Tıpkı telefonunuza uygulama güncellemesi indirir gibi çamaşır ve kurutma makineniz de güncellemelerle değişen yaşam tarzınıza ayak uyduruyor. 

Akıllı deterjan yönetimi: i-Dos ile her yıkamada doğru ölçü 

Makineyi tamamen doldurunca veya tek parça kıyafeti makineye attığınızda ne kadar deterjan koyacağınızı bilemiyor olabilirsiniz. İşte tam bu noktada i-Dos Deterjan Tarama teknolojisi devreye giriyor. Siemens Home Connect üzerinden şişelerin barkodunu okutup su sertliği ve deterjan yoğunluğunu makineye iletiyor, i-Dos ise her yıkamada doğru miktarı otomatik olarak ayarlıyor. Üstelik Siemens Home Connect uygulaması, deterjan seviyesini takip ederek deterjanınız tükenmeden önce size haber veriyor. Tek yapmanız gereken uygulamayı telefonunuza yüklemek ve çamaşır makinenizi uygulamaya bağlamak. 
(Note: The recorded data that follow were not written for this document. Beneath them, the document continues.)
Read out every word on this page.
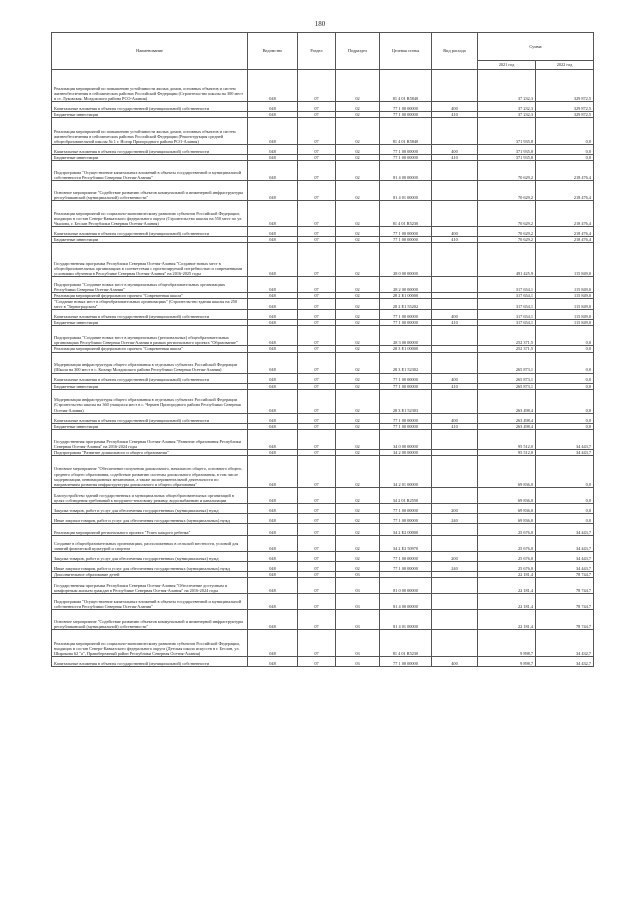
180
Наименование	Ведомство	Раздел	Подраздел	Целевая статья	Вид расхода	Сумма	
						2021 год	2022 год
Реализация мероприятий по повышению устойчивости жилых домов, основных объектов и систем жизнеобеспечения в сейсмических районах Российской Федерации (Строительство школы на 300 мест в ст. Луковская. Моздокского района РСО-Алания)	048	07	02	81 4 01 R5840		37 232,3	329 872,5
Капитальные вложения в объекты государственной (муниципальной) собственности	048	07	02	77 1 00 00000	400	37 232,3	329 872,5
Бюджетные инвестиции	048	07	02	77 1 00 00000	410	37 232,3	329 872,5
Реализация мероприятий по повышению устойчивости жилых домов, основных объектов и систем жизнеобеспечения в сейсмических районах Российской Федерации (Реконструкция средней общеобразовательной школы № 1 г. Ногир Пригородного района РСО-Алания)	048	07	02	81 4 01 R5840		371 935,8	0,0
Капитальные вложения в объекты государственной (муниципальной) собственности	048	07	02	77 1 00 00000	400	371 935,8	0,0
Бюджетные инвестиции	048	07	02	77 1 00 00000	410	371 935,8	0,0
Подпрограмма "Осуществление капитальных вложений в объекты государственной и муниципальной собственности Республики Северная Осетия-Алания"	048	07	02	81 4 00 00000		70 629,2	218 476,4
Основное мероприятие "Содействие развитию объектов коммунальной и инженерной инфраструктуры республиканской (муниципальной) собственности"	048	07	02	81 4 01 00000		70 629,2	218 476,4
Реализация мероприятий по социально-экономическому развитию субъектов Российской Федерации, входящих в состав Северо-Кавказского федерального округа (Строительство школы на 550 мест по ул. Чкалова, г. Беслан Республики Северная Осетия-Алания)	048	07	02	81 4 01 R5230		70 629,2	218 476,4
Капитальные вложения в объекты государственной (муниципальной) собственности	048	07	02	77 1 00 00000	400	70 629,2	218 476,4
Бюджетные инвестиции	048	07	02	77 1 00 00000	410	70 629,2	218 476,4
Государственная программа Республики Северная Осетия-Алания "Создание новых мест в общеобразовательных организациях в соответствии с прогнозируемой потребностью и современными условиями обучения в Республике Северная Осетия-Алания" на 2016-2025 годы	048	07	02	28 0 00 00000		491 425,9	115 849,0
Подпрограмма "Создание новых мест в муниципальных общеобразовательных организациях Республики Северная Осетия-Алания"	048	07	02	28 2 00 00000		317 654,1	115 849,0
Реализация мероприятий федерального проекта "Современная школа"	048	07	02	28 2 E1 00000		317 654,1	115 849,0
"Создание новых мест в общеобразовательных организациях" (Строительство здания школы на 250 мест в "Зерноградском"	048	07	02	28 2 E1 55202		317 654,1	115 849,0
Капитальные вложения в объекты государственной (муниципальной) собственности	048	07	02	77 1 00 00000	400	317 654,1	115 849,0
Бюджетные инвестиции	048	07	02	77 1 00 00000	410	317 654,1	115 849,0
Подпрограмма "Создание новых мест в муниципальных (региональных) общеобразовательных организациях Республики Северная Осетия-Алания в рамках регионального проекта "Образование"	048	07	02	28 3 00 00000		252 371,5	0,0
Реализация мероприятий федерального проекта "Современная школа"	048	07	02	28 3 E1 00000		252 371,5	0,0
Модернизация инфраструктуры общего образования в отдельных субъектах Российской Федерации (Школа на 300 мест в с. Кизляр Моздокского района Республики Северная Осетия-Алания)	048	07	02	28 3 E1 52302		265 873,1	0,0
Капитальные вложения в объекты государственной (муниципальной) собственности	048	07	02	77 1 00 00000	400	265 873,1	0,0
Бюджетные инвестиции	048	07	02	77 1 00 00000	410	265 873,1	0,0
Модернизация инфраструктуры общего образования в отдельных субъектах Российской Федерации (Строительство школы на 360 учащихся мест в с. Чермен Пригородного района Республики Северная Осетия-Алания)	048	07	02	28 3 E1 52303		263 498,4	0,0
Капитальные вложения в объекты государственной (муниципальной) собственности	048	07	02	77 1 00 00000	400	263 498,4	0,0
Бюджетные инвестиции	048	07	02	77 1 00 00000	410	263 498,4	0,0
Государственная программа Республики Северная Осетия-Алания "Развитие образования Республики Северная Осетия-Алания" на 2016-2024 годы	048	07	02	34 0 00 00000		95 512,0	34 443,7
Подпрограмма "Развитие дошкольного и общего образования"	048	07	02	34 2 00 00000		95 512,0	34 443,7
Основное мероприятие "Обеспечение получения дошкольного, начального общего, основного общего, среднего общего образования, содействие развитию системы дошкольного образования, в том числе модернизации, инновационных механизмов, а также экспериментальной деятельности по направлениям развития инфраструктуры дошкольного и общего образования"	048	07	02	34 2 01 00000		69 836,0	0,0
Благоустройство зданий государственных и муниципальных общеобразовательных организаций в целях соблюдения требований к воздушно-тепловому режиму, водоснабжению и канализации	048	07	02	34 2 01 R2550		69 836,0	0,0
Закупка товаров, работ и услуг для обеспечения государственных (муниципальных) нужд	048	07	02	77 1 00 00000	200	69 836,0	0,0
Иные закупки товаров, работ и услуг для обеспечения государственных (муниципальных) нужд	048	07	02	77 1 00 00000	240	69 836,0	0,0
Реализация мероприятий регионального проекта "Успех каждого ребенка"	048	07	02	34 2 E2 00000		25 676,0	34 443,7
Создание в общеобразовательных организациях, расположенных в сельской местности, условий для занятий физической культурой и спортом	048	07	02	34 2 E2 50970		25 676,0	34 443,7
Закупка товаров, работ и услуг для обеспечения государственных (муниципальных) нужд	048	07	02	77 1 00 00000	200	25 676,0	34 443,7
Иные закупки товаров, работ и услуг для обеспечения государственных (муниципальных) нужд	048	07	02	77 1 00 00000	240	25 676,0	34 443,7
Дополнительное образование детей	048	07	03			22 181,4	78 744,7
Государственная программа Республики Северная Осетия-Алания "Обеспечение доступным и комфортным жильем граждан в Республике Северная Осетия-Алания" на 2016-2024 годы	048	07	03	81 0 00 00000		22 181,4	78 744,7
Подпрограмма "Осуществление капитальных вложений в объекты государственной и муниципальной собственности Республики Северная Осетия-Алания"	048	07	03	81 4 00 00000		22 181,4	78 744,7
Основное мероприятие "Содействие развитию объектов коммунальной и инженерной инфраструктуры республиканской (муниципальной) собственности"	048	07	03	81 4 01 00000		22 181,4	78 744,7
Реализация мероприятий по социально-экономическому развитию субъектов Российской Федерации, входящих в состав Северо-Кавказского федерального округа (Детская школа искусств в г. Беслан, ул. Широкова 62 "а", Правобережный район Республики Северная Осетия-Алания)	048	07	03	81 4 01 R5230		9 898,7	34 432,7
Капитальные вложения в объекты государственной (муниципальной) собственности	048	07	03	77 1 00 00000	400	9 898,7	34 432,7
stainRemoval teknolojisi: Zorlu lekelerle inatlaşmayı unutun 

Çay, yağ, makyaj, çikolata lekeleri… Gün içinde fark etmeden üzerinize bulaşan lekeler artık kâbus olmaktan çıkıyor. Siemens iQ500 çamaşır makinesi ile stainRemoval teknolojisi devreye giriyor. Tek bir dokunuşla çay, yağ, kozmetik veya günlük hayatta karşılaştığınız diğer zor lekeler için özel programları aktif edebilirsiniz. 

Siemens Home Connect uygulaması sayesinde daha fazla leke türünü ve bunlar için geliştirilmiş özel programları keşfetmek de mümkün. Yani sadece “lekeyi çıkar” demekle kalmıyor, sizin için en doğru yıkama programını da otomatik olarak öneriyor. Böylece hem lekelerle uğraşmak zorunda kalmıyor hem de giysilerinizin ömrünü koruyorsunuz. 

Artık çocuğunuza yemek yedirirken dökülen yemek lekeleri, kahve kazaları ya da mutfakta sıçrayan yağ lekeleri sizi endişelendirmiyor. stainRemoval, günlük hayatın getirdiği küçük sürprizlere karşı en güvenilir yardımcınız oluyor. 

Siemens iQ500 çamaşır ve kurutma makineleri, artık sadece kıyafetlerinizi temizleyen makineler değil; size zaman, konfor ve güven veren akıllı iş ortaklarınızdır. Ütüye harcadığınız vakti kendinize ayırın, lekelerle uğraşmayı unutun ve teknolojinin yaşam alanınıza uyumunun keyfini yaşayın.

*Bu yazı Siemens’in katkılarıyla hazırlanmıştır.